Is Codex 1 or Llama 2 7B open source?
Codex 1 is listed under Proprietary. Llama 2 7B is listed under Open Source. License labels affect whether you can self-host, redistribute weights, or rely only on hosted APIs, so confirm the upstream license before deployment.
Which is better for reasoning mode, Codex 1 or Llama 2 7B?
Codex 1 has the clearer documented reasoning mode signal in this comparison. If reasoning mode is mission-critical, validate it against the provider endpoint because model-level support and API-level exposure can differ.
Which is better for code execution, Codex 1 or Llama 2 7B?
Codex 1 has the clearer documented code execution signal in this comparison. If code execution is mission-critical, validate it against the provider endpoint because model-level support and API-level exposure can differ.

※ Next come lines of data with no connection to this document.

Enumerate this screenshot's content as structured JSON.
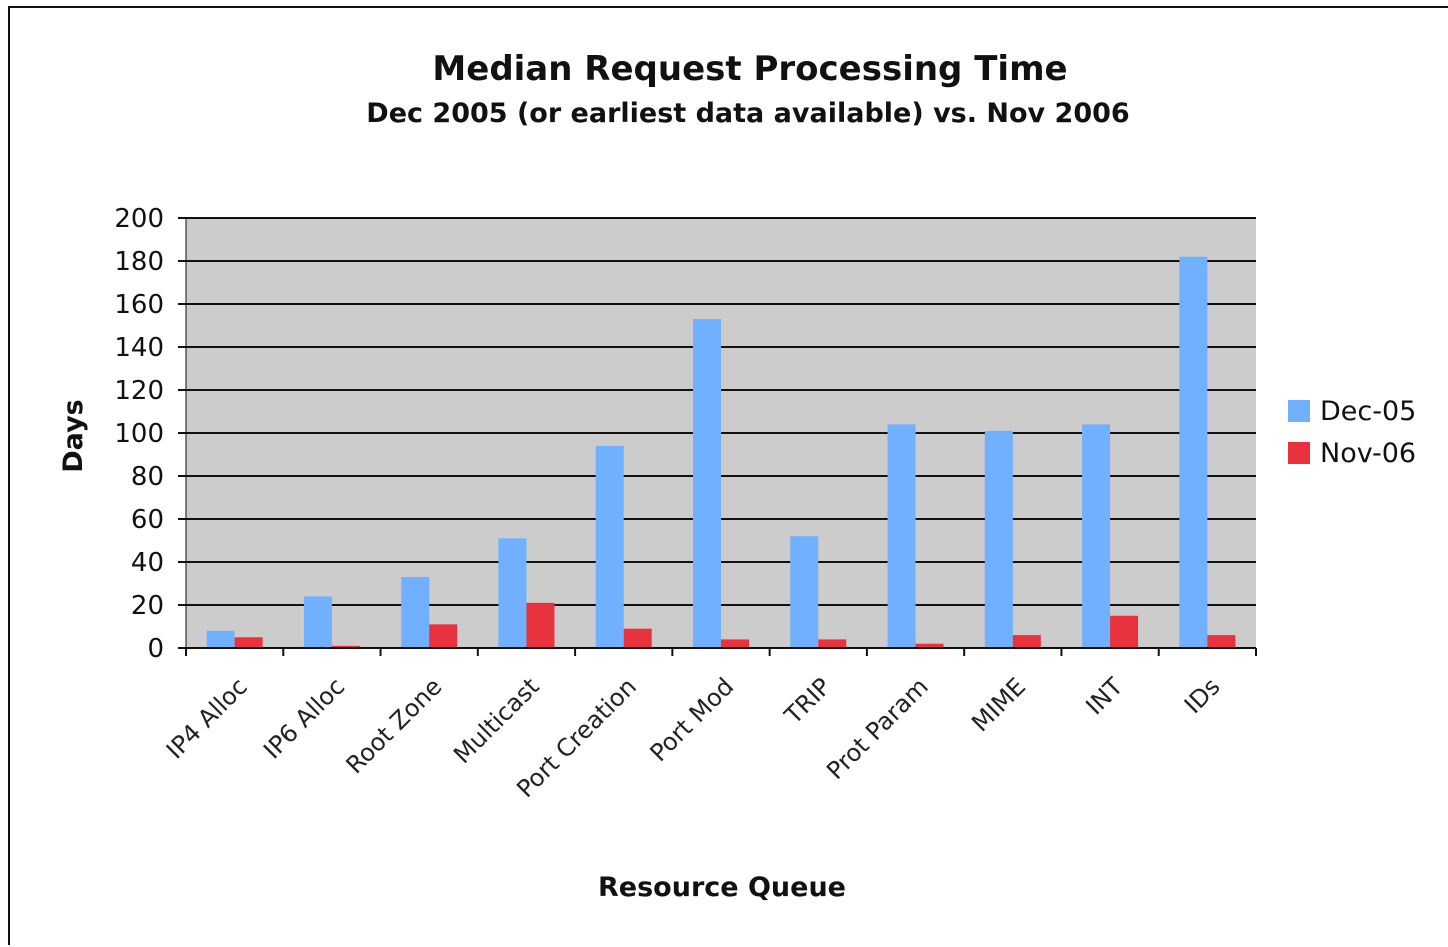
{
  "colors": {
    "plot_background": "#cccccc",
    "gridline": "#111111",
    "dec05": "#70b0ff",
    "nov06": "#e8333f"
  },
  "chart_data": {
    "type": "bar",
    "title": "Median Request Processing Time",
    "subtitle": "Dec 2005 (or earliest data available) vs. Nov 2006",
    "xlabel": "Resource Queue",
    "ylabel": "Days",
    "ylim": [
      0,
      200
    ],
    "yticks": [
      0,
      20,
      40,
      60,
      80,
      100,
      120,
      140,
      160,
      180,
      200
    ],
    "grid": true,
    "legend_position": "right",
    "categories": [
      "IP4 Alloc",
      "IP6 Alloc",
      "Root Zone",
      "Multicast",
      "Port Creation",
      "Port Mod",
      "TRIP",
      "Prot Param",
      "MIME",
      "INT",
      "IDs"
    ],
    "series": [
      {
        "name": "Dec-05",
        "color": "#70b0ff",
        "values": [
          8,
          24,
          33,
          51,
          94,
          153,
          52,
          104,
          101,
          104,
          182
        ]
      },
      {
        "name": "Nov-06",
        "color": "#e8333f",
        "values": [
          5,
          1,
          11,
          21,
          9,
          4,
          4,
          2,
          6,
          15,
          6
        ]
      }
    ]
  }
}
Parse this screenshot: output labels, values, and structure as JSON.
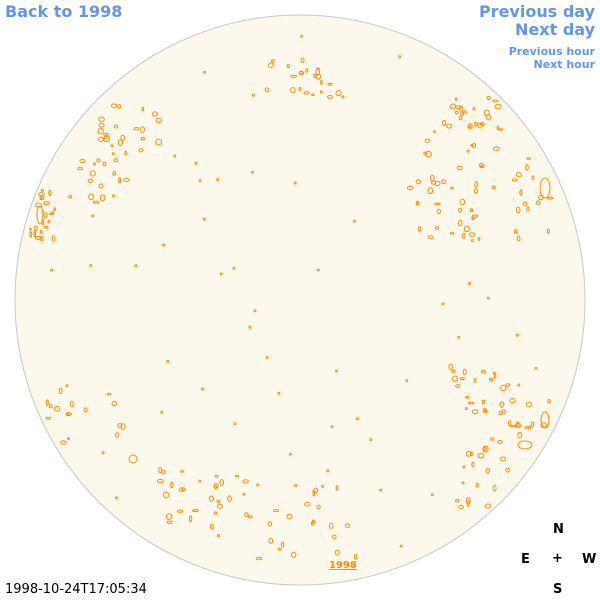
{
  "nav": {
    "back_label": "Back to 1998",
    "prev_day_label": "Previous day",
    "next_day_label": "Next day",
    "prev_hour_label": "Previous hour",
    "next_hour_label": "Next hour"
  },
  "year_link_label": "1998",
  "timestamp": "1998-10-24T17:05:34",
  "compass": {
    "north": "N",
    "east": "E",
    "center": "+",
    "west": "W",
    "south": "S"
  },
  "colors": {
    "disk_fill": "#fdf8ec",
    "disk_border": "#c8c8c8",
    "contour": "#ff8c00",
    "nav_link": "#6495ed"
  }
}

Where can I run Codex 1 and Llama 2 7B?
Codex 1 is available on the tracked providers still being sourced. Llama 2 7B is available on Fireworks AI. Provider coverage can affect latency, region availability, compliance posture, and fallback options.
When should I pick Codex 1 over Llama 2 7B?
Treat this as a product-type comparison: Codex 1 is coding-specialized model, while Llama 2 7B is standalone API model. Choose based on workflow fit before reading any benchmark or price row as decisive. If your workload also depends on coding workflow support, start with Codex 1; if it depends on provider fit, run the same evaluation with Llama 2 7B.
Continue comparing
Last reviewed: 2026-04-18. Data sourced from public model cards and provider documentation.